The Saint (The Original Sinners 5)
“What was that like, coming home finally?”
“Difficult. I hadn’t been here in five years. I’d only seen my father four or five times since being sent to England. I hadn’t seen Elizabeth at all.”
“Claire said your dad abused Elizabeth.”
“Abuse is an understatement. He raped her the first time when she was eight years old. Not a week passed without him sneaking in her bedroom at night. My father had threatened to kill her mother if she told anyone. So she stopped speaking altogether.”
“How did her mom not know all this was happening?”
Søren turned his head and gazed into a dark corner of the room. He seemed to be remembering something, something bad.
“The power of self-delusion is one of the greatest forces of the universe. My father’s wife worshipped respectability and status. My father was a respected, even feared, businessman with an impressive pedigree. Divorce was not an option, so instead she convinced herself that the marriage was perfect. Eventually even she couldn’t deny the cracks in the facade.”
“What happened? Or do I not want to know?” For the first time she realized how right Søren had been. For over two years she’d begged to know the truth about him and he’d put her off. Now she understood why he’d kept his secrets.
“You don’t want to know. But you need to know. You see, I hadn’t seen Elizabeth in five years. We were strangers to each other. I tried to befriend her and after a few months back in this house, she started to speak to me a little.”
He paused and closed his eyes. Eleanor feared what he would say next but she knew she had to hear it.

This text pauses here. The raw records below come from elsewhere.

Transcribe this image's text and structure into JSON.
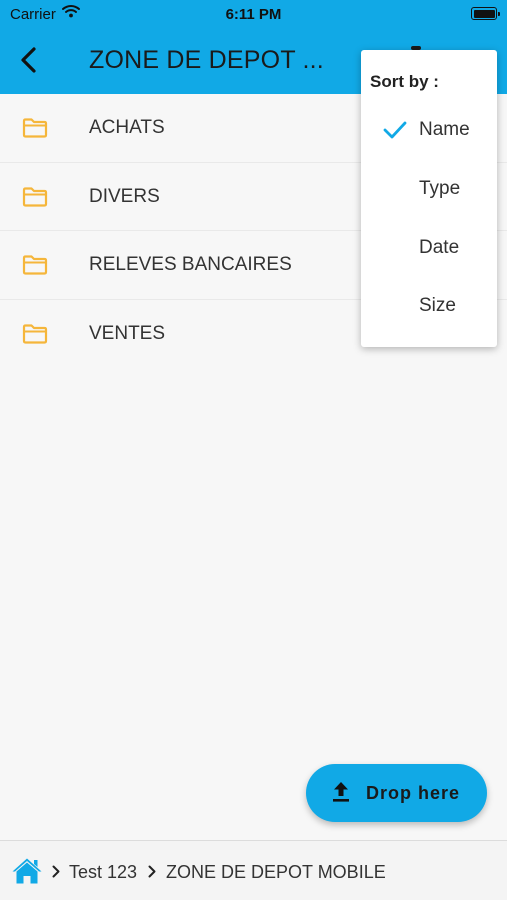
{
  "status_bar": {
    "carrier": "Carrier",
    "time": "6:11 PM"
  },
  "header": {
    "title": "ZONE DE DEPOT ..."
  },
  "folders": [
    {
      "name": "ACHATS"
    },
    {
      "name": "DIVERS"
    },
    {
      "name": "RELEVES BANCAIRES"
    },
    {
      "name": "VENTES"
    }
  ],
  "sort_menu": {
    "title": "Sort by :",
    "selected": "Name",
    "options": [
      "Name",
      "Type",
      "Date",
      "Size"
    ]
  },
  "fab": {
    "label": "Drop here"
  },
  "breadcrumb": {
    "items": [
      "Test 123",
      "ZONE DE DEPOT MOBILE"
    ]
  },
  "colors": {
    "accent": "#11a9e6",
    "folder": "#f5b63b",
    "background": "#f7f7f7"
  }
}
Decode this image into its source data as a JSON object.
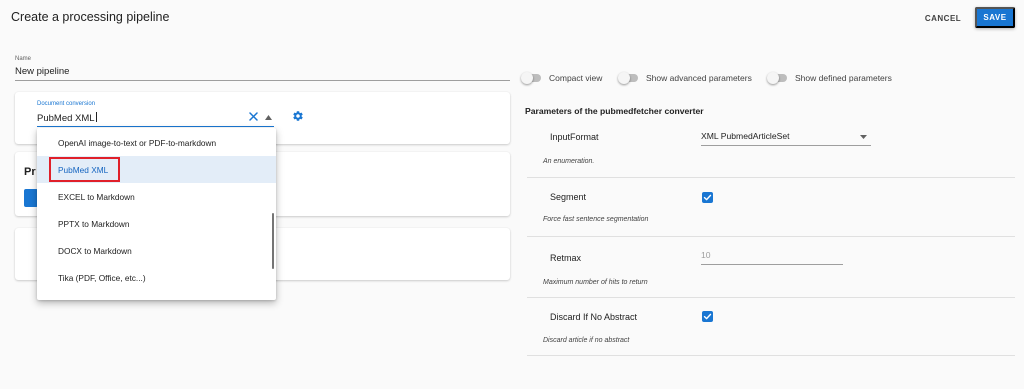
{
  "header": {
    "title": "Create a processing pipeline",
    "cancel_label": "CANCEL",
    "save_label": "SAVE",
    "accent_color": "#1976d2"
  },
  "name_field": {
    "label": "Name",
    "value": "New pipeline"
  },
  "toggles": [
    {
      "label": "Compact view",
      "on": false
    },
    {
      "label": "Show advanced parameters",
      "on": false
    },
    {
      "label": "Show defined parameters",
      "on": false
    }
  ],
  "conversion": {
    "label": "Document conversion",
    "value": "PubMed XML",
    "clear_icon": "close-icon",
    "toggle_icon": "arrow-up-icon",
    "settings_icon": "gear-icon"
  },
  "dropdown": {
    "options": [
      {
        "label": "OpenAI image-to-text or PDF-to-markdown",
        "selected": false
      },
      {
        "label": "PubMed XML",
        "selected": true
      },
      {
        "label": "EXCEL to Markdown",
        "selected": false
      },
      {
        "label": "PPTX to Markdown",
        "selected": false
      },
      {
        "label": "DOCX to Markdown",
        "selected": false
      },
      {
        "label": "Tika (PDF, Office, etc...)",
        "selected": false
      }
    ],
    "highlight_color": "#e0202a"
  },
  "parameters": {
    "title": "Parameters of the pubmedfetcher converter",
    "items": [
      {
        "name": "InputFormat",
        "description": "An enumeration.",
        "type": "select",
        "value": "XML PubmedArticleSet"
      },
      {
        "name": "Segment",
        "description": "Force fast sentence segmentation",
        "type": "checkbox",
        "checked": true
      },
      {
        "name": "Retmax",
        "description": "Maximum number of hits to return",
        "type": "number",
        "value": "10"
      },
      {
        "name": "Discard If No Abstract",
        "description": "Discard article if no abstract",
        "type": "checkbox",
        "checked": true
      }
    ]
  }
}
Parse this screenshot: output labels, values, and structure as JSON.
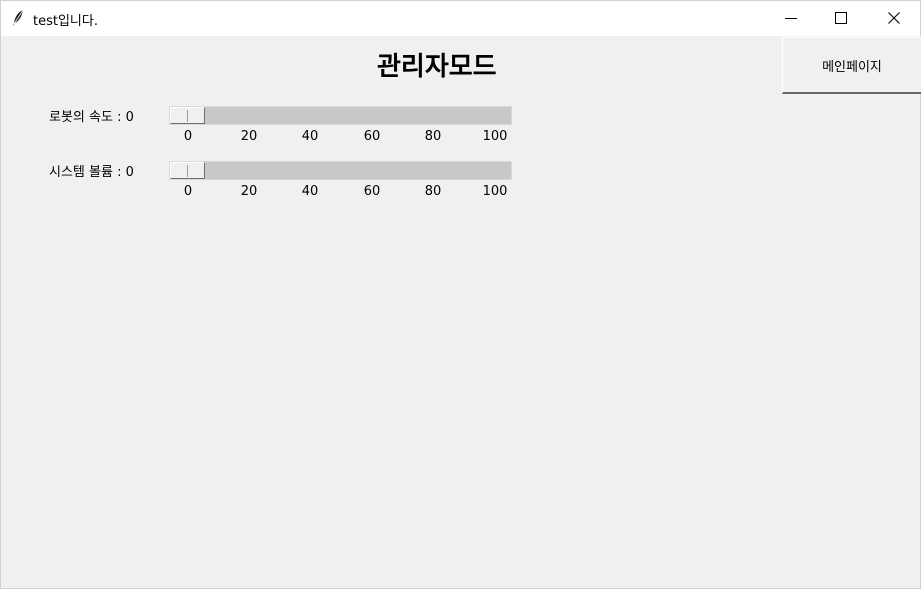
{
  "window": {
    "title": "test입니다."
  },
  "page_title": "관리자모드",
  "main_page_button": "메인페이지",
  "sliders": [
    {
      "label": "로봇의 속도 : 0",
      "value": 0,
      "min": 0,
      "max": 100
    },
    {
      "label": "시스템 볼륨 : 0",
      "value": 0,
      "min": 0,
      "max": 100
    }
  ],
  "ticks": [
    "0",
    "20",
    "40",
    "60",
    "80",
    "100"
  ]
}
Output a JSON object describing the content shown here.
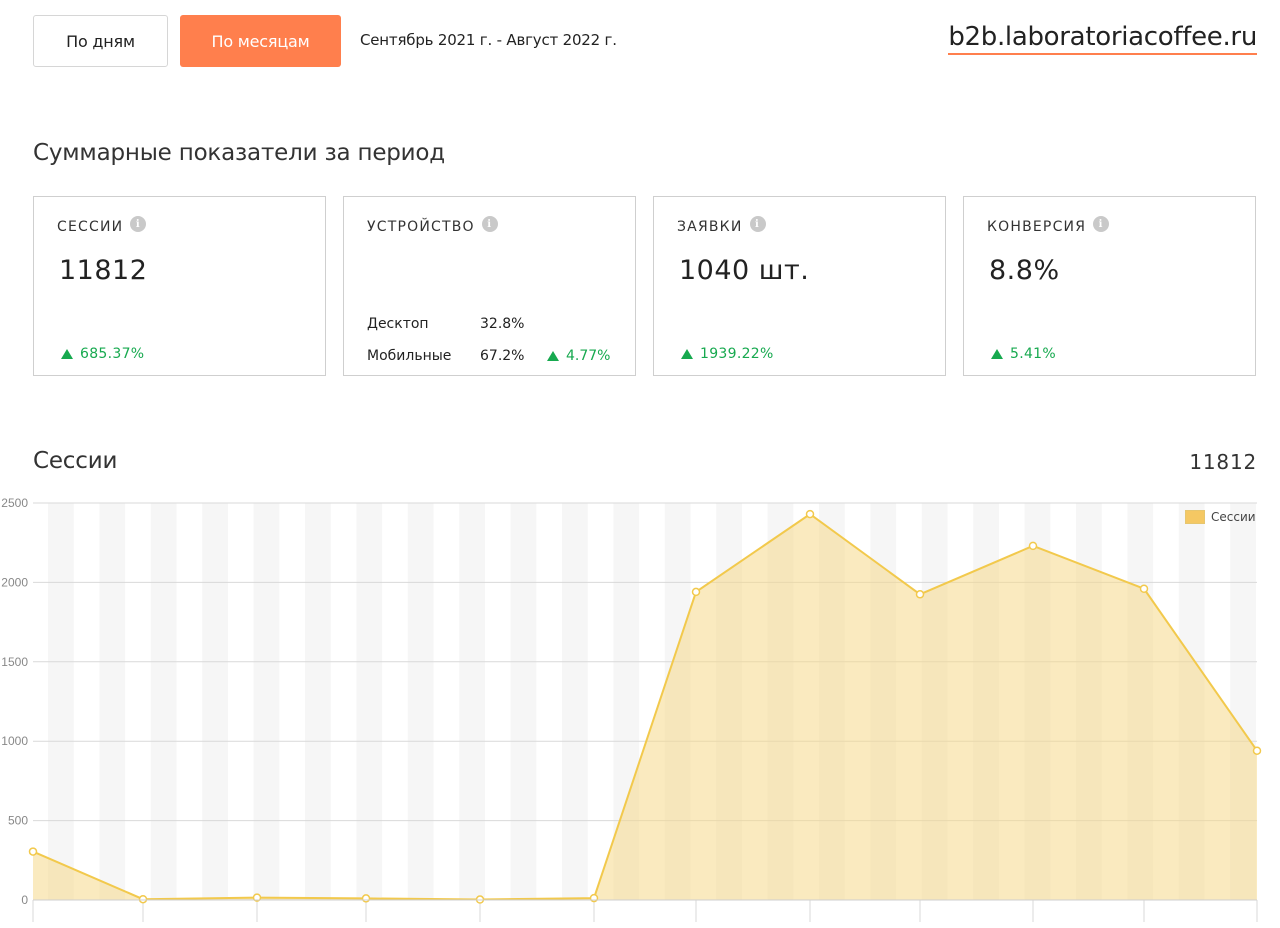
{
  "toolbar": {
    "by_days": "По дням",
    "by_months": "По месяцам",
    "period": "Сентябрь 2021 г. - Август 2022 г."
  },
  "site": "b2b.laboratoriacoffee.ru",
  "summary": {
    "title": "Суммарные показатели за период",
    "cards": [
      {
        "title": "СЕССИИ",
        "value": "11812",
        "delta": "685.37%"
      },
      {
        "title": "УСТРОЙСТВО",
        "rows": [
          {
            "label": "Десктоп",
            "value": "32.8%",
            "delta": ""
          },
          {
            "label": "Мобильные",
            "value": "67.2%",
            "delta": "4.77%"
          }
        ]
      },
      {
        "title": "ЗАЯВКИ",
        "value": "1040 шт.",
        "delta": "1939.22%"
      },
      {
        "title": "КОНВЕРСИЯ",
        "value": "8.8%",
        "delta": "5.41%"
      }
    ]
  },
  "sessions_chart": {
    "title": "Сессии",
    "total": "11812"
  },
  "colors": {
    "accent": "#ff7f4d",
    "positive": "#17a94f",
    "series_line": "#f2c94c",
    "series_fill": "#f5d98a"
  },
  "chart_data": {
    "type": "area",
    "x": [
      0,
      1,
      2,
      3,
      4,
      5,
      6,
      7,
      8,
      9,
      10,
      11
    ],
    "series": [
      {
        "name": "Сессии",
        "values": [
          305,
          5,
          15,
          10,
          3,
          12,
          1940,
          2430,
          1925,
          2230,
          1960,
          940
        ]
      }
    ],
    "ylim": [
      0,
      2500
    ],
    "yticks": [
      0,
      500,
      1000,
      1500,
      2000,
      2500
    ],
    "grid": true,
    "legend": "top-right"
  }
}
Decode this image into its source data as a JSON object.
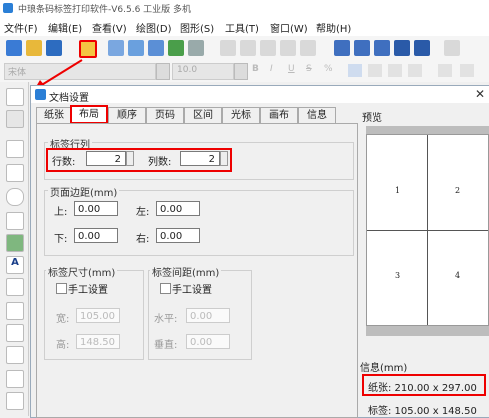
{
  "app": {
    "title": "中琅条码标签打印软件-V6.5.6 工业版 多机"
  },
  "menu": [
    "文件(F)",
    "编辑(E)",
    "查看(V)",
    "绘图(D)",
    "图形(S)",
    "工具(T)",
    "窗口(W)",
    "帮助(H)"
  ],
  "toolbar": {
    "font_value": "宋体",
    "size_value": "10.0",
    "format_buttons": [
      "B",
      "I",
      "U",
      "S",
      "%"
    ]
  },
  "dialog": {
    "title": "文档设置",
    "tabs": [
      "纸张",
      "布局",
      "顺序",
      "页码",
      "区间",
      "光标",
      "画布",
      "信息"
    ],
    "active_tab": "布局",
    "rows_cols": {
      "legend": "标签行列",
      "rows_label": "行数:",
      "rows_value": "2",
      "cols_label": "列数:",
      "cols_value": "2"
    },
    "margins": {
      "legend": "页面边距(mm)",
      "top_label": "上:",
      "top": "0.00",
      "left_label": "左:",
      "left": "0.00",
      "bottom_label": "下:",
      "bottom": "0.00",
      "right_label": "右:",
      "right": "0.00"
    },
    "label_size": {
      "legend": "标签尺寸(mm)",
      "manual": "手工设置",
      "width_label": "宽:",
      "width": "105.00",
      "height_label": "高:",
      "height": "148.50"
    },
    "label_gap": {
      "legend": "标签间距(mm)",
      "manual": "手工设置",
      "h_label": "水平:",
      "h": "0.00",
      "v_label": "垂直:",
      "v": "0.00"
    },
    "preview": {
      "legend": "预览",
      "cells": [
        "1",
        "2",
        "3",
        "4"
      ]
    },
    "info": {
      "legend": "信息(mm)",
      "paper": "纸张: 210.00 x 297.00",
      "label": "标签: 105.00 x 148.50"
    }
  },
  "colors": {
    "highlight": "#e00000",
    "accent": "#2b7fd6"
  }
}
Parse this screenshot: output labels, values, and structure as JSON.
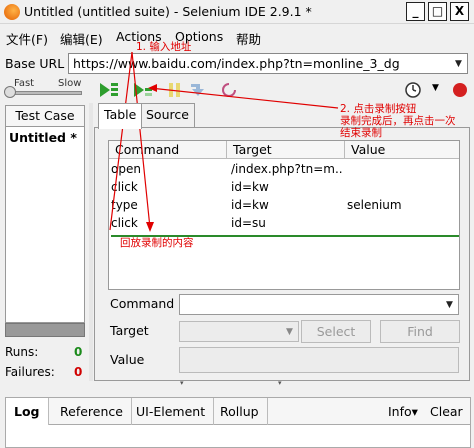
{
  "window": {
    "title": "Untitled (untitled suite) - Selenium IDE 2.9.1 *",
    "minimize": "_",
    "maximize": "□",
    "close": "X"
  },
  "menu": [
    "文件(F)",
    "编辑(E)",
    "Actions",
    "Options",
    "帮助"
  ],
  "base_url": {
    "label": "Base URL",
    "value": "https://www.baidu.com/index.php?tn=monline_3_dg"
  },
  "speed": {
    "fast": "Fast",
    "slow": "Slow",
    "level": 0.0
  },
  "toolbar_icons": [
    "play-all-icon",
    "play-current-icon",
    "pause-icon",
    "step-icon",
    "rollup-icon",
    "schedule-icon",
    "record-icon"
  ],
  "test_case_panel": {
    "header": "Test Case",
    "items": [
      "Untitled *"
    ],
    "runs_label": "Runs:",
    "runs": "0",
    "failures_label": "Failures:",
    "failures": "0"
  },
  "tabs": [
    "Table",
    "Source"
  ],
  "table": {
    "columns": [
      "Command",
      "Target",
      "Value"
    ],
    "rows": [
      [
        "open",
        "/index.php?tn=m...",
        ""
      ],
      [
        "click",
        "id=kw",
        ""
      ],
      [
        "type",
        "id=kw",
        "selenium"
      ],
      [
        "click",
        "id=su",
        ""
      ]
    ]
  },
  "editor": {
    "command_label": "Command",
    "target_label": "Target",
    "value_label": "Value",
    "select_button": "Select",
    "find_button": "Find"
  },
  "bottom_tabs": [
    "Log",
    "Reference",
    "UI-Element",
    "Rollup"
  ],
  "bottom_right": {
    "info": "Info▾",
    "clear": "Clear"
  },
  "annotations": {
    "a1": "1. 输入地址",
    "a2_line1": "2. 点击录制按钮",
    "a2_line2": "录制完成后，再点击一次",
    "a2_line3": "结束录制",
    "a3": "回放录制的内容"
  },
  "colors": {
    "annotation": "#e00000",
    "play_green": "#2e9e2e",
    "record_red": "#d42020",
    "status_green": "#1a8a1a",
    "status_red": "#d00000"
  }
}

“My father had to leave the country on an extended business trip. His wife decided to go with him—a second honeymoon. She demanded the children be left behind. I think she sensed his unnatural interest in their daughter. Whatever the reason, it set a series of events in motion that have brought me to this place. And that brings us back to question eight. No, I’m not a virgin.”
“When was your first time?”
“I’ll tell you, and I only hope you can stomach the answer. At some point Elizabeth had overheard my father telling her mother about what happened when I was at school—about the boy who’d touched me in my sleep and how I’d killed him. Elizabeth wanted to die. You can’t blame her. I certainly never have blamed her for what she did. Our parents left us alone in the house with only a few servants, and on the first night they were gone, Elizabeth came into my room. I was asleep, sound asleep. I didn’t hear her open the door. I didn’t hear her close it. I didn’t feel her pulling the sheets down. I didn’t even wake up until it was too late. When I did wake up, I was already inside her.”
Eleanor clapped a hand over her mouth.
“It happens, you see. Boys get erections in their sleep. I can’t blame her….” he said again. “She wanted me to kill her. She wanted to instigate an attack like what happened at my school. But she wasn’t an older boy I already loathed. She was my own sister, and I loved her.”
He closed his eyes as if to hide from something.
“So I didn’t kill her. Sometimes I wonder if she still wishes I had. I don’t remember much from that night. I know she ended up on her back. I know I left bruises on her. And I know …”
“What?” Eleanor barely heard herself asking the question.
“I know we liked it. Because the next night and every night after that for two months, we did it again.”
She didn’t know what to do, what to say, how to react. All she could do was take his hand in hers and twine their fingers together. His past reared up before them like a beast or demon. She wouldn’t turn away from it, wouldn’t run. They would face it and they would face it together.
“Eleanor, you cannot imagine what I did to my sister, or what she did to me. It’s beyond what even your powers of imagination can conjure. I never want you to imagine. Know only this—there is no act of depravity we did not try at least once that long summer. It’s a miracle we both survived each other. Please never imagine it.”
“I won’t. I promise.” She made the promise easily and knew she would keep it. She shoved away the images that attempted to enter her mind. Shoved them away, pushed them down and stabbed them through the heart.
“There is no room in this house we did not defile. But our favorite room to play in was the library.”
“Why the library?”
“Sometimes we would read to each other. It made us feel normal, I suppose.” Søren smiled then, a smile so pained it hurt to even see. She closed her eyes and buried her face against his leg. Every muscle in his body had gone tense. “But all horrible things must come to an end. At the end of the summer, we knew our father would be returning again. Elizabeth sometimes shook in my arms from the terror of knowing what would happen to her once Father returned. I told her we had to leave the house. We had to run away. I ordered her to pack, to call her grandparents, to find all the money she could so we could get as far away from this house as possible. She didn’t obey me. She thought he would find us wherever we went. She should have …” Søren’s voice trailed off a moment. “She should have obeyed me.”
“Why?”
“Because our father came home early. And he found us together.”
“Jesus Christ …” Eleanor breathed.
“We were lost children by then,” Søren said. “We knew what we did was wrong but were powerless to stop ourselves. Despair brought us to depravity and we couldn’t find a way out again.”